Biomathematical Approaches to Cancer

癌症的生物数学方法

• 批准号: 6771083
• 负责人: SURESH H MOOLGAVKAR
• 金额: $ 21.63万
• 依托单位: FRED HUTCHINSON CANCER RESEARCH CENTER
• 依托单位国家: 美国
• 财政年份: 1988
• 资助国家: 美国
• 起止时间: 1988-03-01 至 2006-06-30
• 项目状态: 已结题
• 来源: https://reporter.nih.gov/project-details/6771083
• 关键词: Barretts esophagus; adenocarcinoma; apoptosis; carcinogenesis; cell cycle; cell proliferation; clinical research; colon neoplasms; computer data analysis; human data; laboratory rat; liver neoplasms; mathematical model; mathematics; morphology; preneoplastic state; statistics /biometry

DESCRIPTION (provided by applicant): Clones of intermediate cells on the pathway to cancer, such as adenomatous polyps and altered hepatic foci, are often observed in humans and animals. These lesions provide insights into the earliest stages of the carcinogenic process. Because clonal expansion of cells that are partially transformed can increase the probability of cancer substantially, a quantitative understanding of these lesions is key to understanding cancer rates. The broad objective of this project is to continue the development of mathematical, statistical and computational tools, within the paradigm of multistage carcinogenesis, for the quantitative analyses of early lesions on the pathway to malignancy. The fundamental goals of these analyses are to study the temporal evolution of these lesions, to estimate the rate of initiation of the lesions, and the rates of cell division and apoptosis of the partially transformed cells that comprise the lesion. Information on such early lesions is typically available from initiation-promotion experiments, particularly in the rodent liver.In previous work mathematical expressions have been developed for the number and size distribution of intermediate lesions on the pathway to malignancy and used for analyses of initiation-promotion experiments in rat liver. This proposal plans to extend this work in light of new biological information. In addition to continuing work on analyses of liver foci in rodents, the research proposed here will investigate intermediate lesions in the human colon and in patients with Barrett's esophagus, a high-risk precursor condition for adenocarcinoma of the esophagus. In addition to the mathematical and statistical problems associated with clonal growth models within the paradigm of multistage carcinogenesis, both analyses of liver foci and analyses of lesions in Barrett's esophagus present diverse problems. Recognizing that modeling is an iterative process an integral part of this effort will be collaboration with experimentalists and human biologists, in particular Dr. Michael Schwarz, University of Tubingen, an expert on the rodent liver system, Dr. John Potter, an epidemiologist with expertise on colon cancer and Dr. Brian Reid, Director of the Seattle Barrett's Esophagus Project. The results of analyses will be used to help generate biologically relevant questions and hypotheses and to plan further experiments and studies, which, in turn, will lead to more refined models.

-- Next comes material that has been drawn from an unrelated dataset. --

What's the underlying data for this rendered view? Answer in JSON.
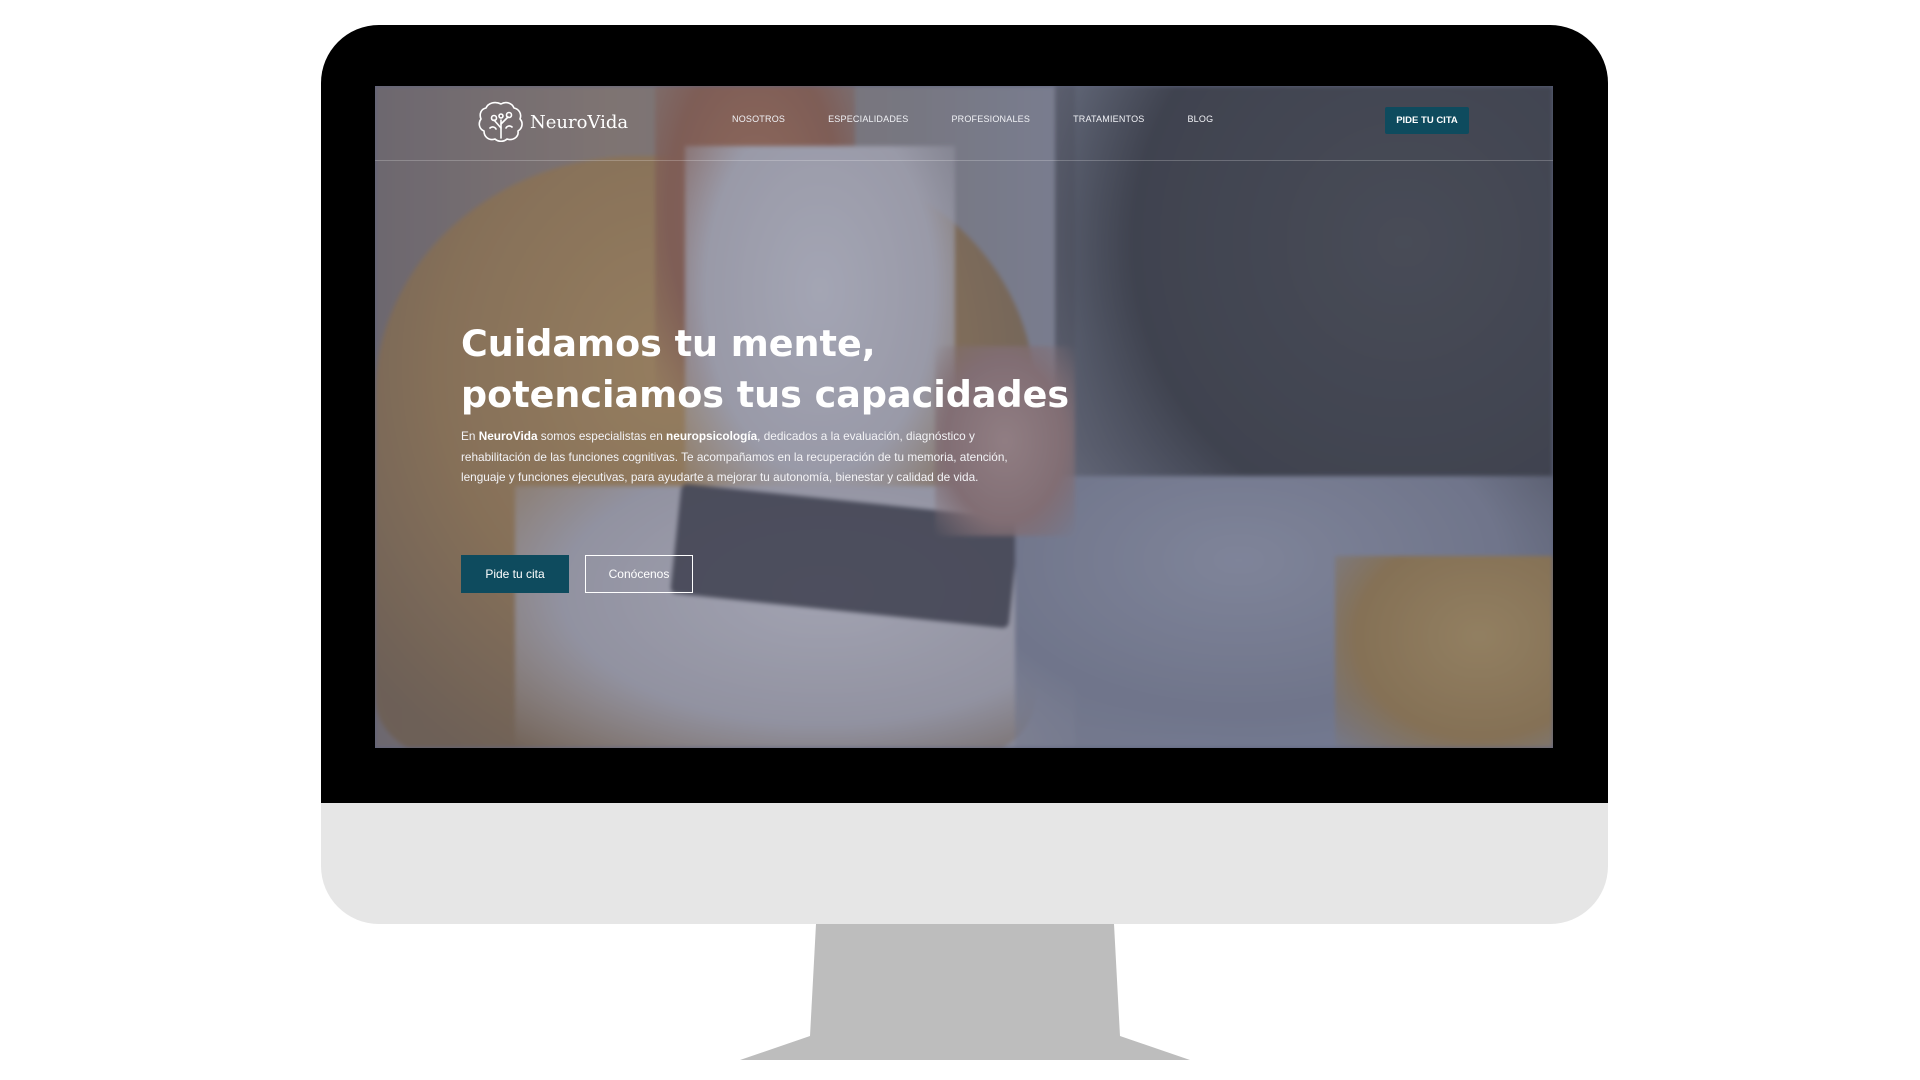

描述（由申请人提供）：在人类和动物中经常观察到癌症途径中的中间细胞克隆，例如腺瘤性息肉和改变的肝病灶。这些病变让我们了解致癌过程的最早阶段。由于部分转化的细胞的克隆扩增会大大增加患癌症的可能性，因此对这些病变的定量了解是了解癌症发生率的关键。该项目的总体目标是在多阶段癌发生的范式内继续开发数学、统计和计算工具，用于对恶性肿瘤途径中的早期病变进行定量分析。这些分析的基本目标是研究这些病变的时间演变，估计病变的发生率，以及构成病变的部分转化细胞的细胞分裂和凋亡率。有关此类早期病变的信息通常可以从启动促进实验中获得，特别是在啮齿动物肝脏中。在之前的工作中，已经开发了针对恶性肿瘤途径中中间病变的数量和大小分布的数学表达式，并用于分析大鼠肝脏中的启动促进实验。该提案计划根据新的生物信息扩展这项工作。除了继续对啮齿动物肝脏病灶进行分析之外，这里提出的研究还将调查人类结肠和巴雷特食管患者的中间病变，巴雷特食管是食管腺癌的高风险先兆病症。除了与多阶段癌发生范式内的克隆生长模型相关的数学和统计问题之外，对肝病灶的分析和对巴雷特食管病变的分析都存在不同的问题。认识到建模是一个迭代过程，这项工作的一个组成部分将是与实验学家和人类生物学家的合作，特别是图宾根大学啮齿动物肝脏系统专家 Michael Schwarz 博士、结肠癌专业流行病学家 John Potter 博士和西雅图巴雷特食管项目主任 Brian Reid 博士。分析结果将用于帮助产生生物学相关的问题和假设，并计划进一步的实验和研究，这反过来又将产生更完善的模型。